The sound of Aunt Martha’s voice on the other end of the telephone always brought a smile to Brother Jim’s face. She was one of the oldest members of the congregation, and also one of the most faithful. This time, however, there seemed to be an unusual tone to her words.
“Preacher, could you stop by this afternoon? I need to talk to you.”
“Of course, I’ll be there around three.”
As they sat facing each other in the quiet of her small living room, Jim learned the reason for what he sensed in her voice. Martha shared the news that her doctor had just discovered a previously undetected tumor.
“He says I probably have six months to live.” Martha’s words were certainly serious, yet there was a definite calm about her.

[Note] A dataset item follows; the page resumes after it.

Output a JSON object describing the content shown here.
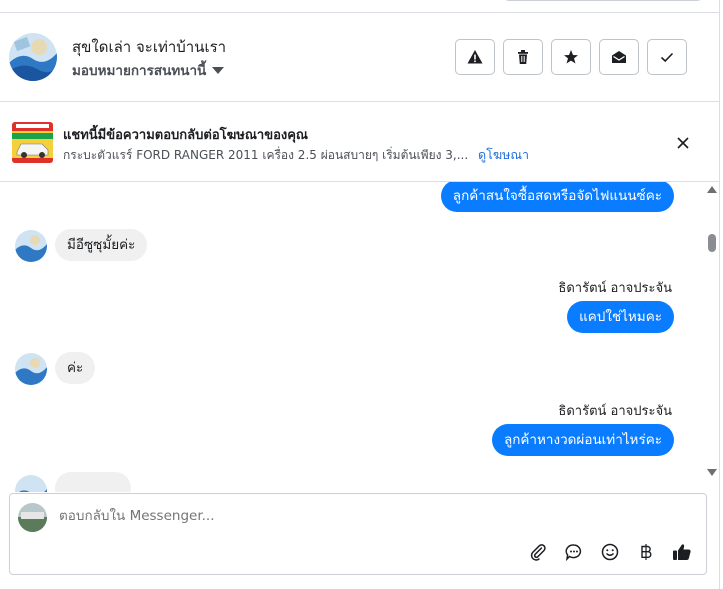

“I’m so sorry to …” but before Jim could finish, Martha interrupted.
“Don’t be. The Lord has been good. I have lived a long life. I’m ready to go. You know that.”
“I know,” Jim whispered with a reassuring nod.
“But I do want to talk with you about my funeral. I have been thinking about it, and there are things that I know I want.”
They then talked about Martha’s funeral plan quietly for a long time. When it seemed that they had covered just about everything, Martha paused, looked up at Jim with a twinkle in her eye, and then added, “One more thing, preacher. When they bury me, I want my old Bible in one hand and a fork in the other?”
“A fork?” Jim was surprised. “Why do you want to be buried with a fork?”
“At those nice get-togethers, when the meal was almost finished, a server or the hostess would come by to collect the dirty dishes. Sometimes, at the best ones, somebody would lean over my shoulder and whisper, ‘You can keep your fork.’ And do you know what that meant? Dessert was coming!”
“It didn’t mean a cup of Jell-O or pudding or even a dish of ice cream. You don’t need a fork for that. It meant the good stuff, like chocolate cake or cherry pie! When they told me I could keep my fork, I knew the best was yet to come!”
“That’s exactly what I want people to talk about at my funeral. They can talk about all the good times we had together. That would be nice. But when they walk by my casket, I want them to turn to one another and say, ‘Why the fork?’ ”
“That’s what I want you to say. I want you to tell them that I kept my fork because the best is yet to come.”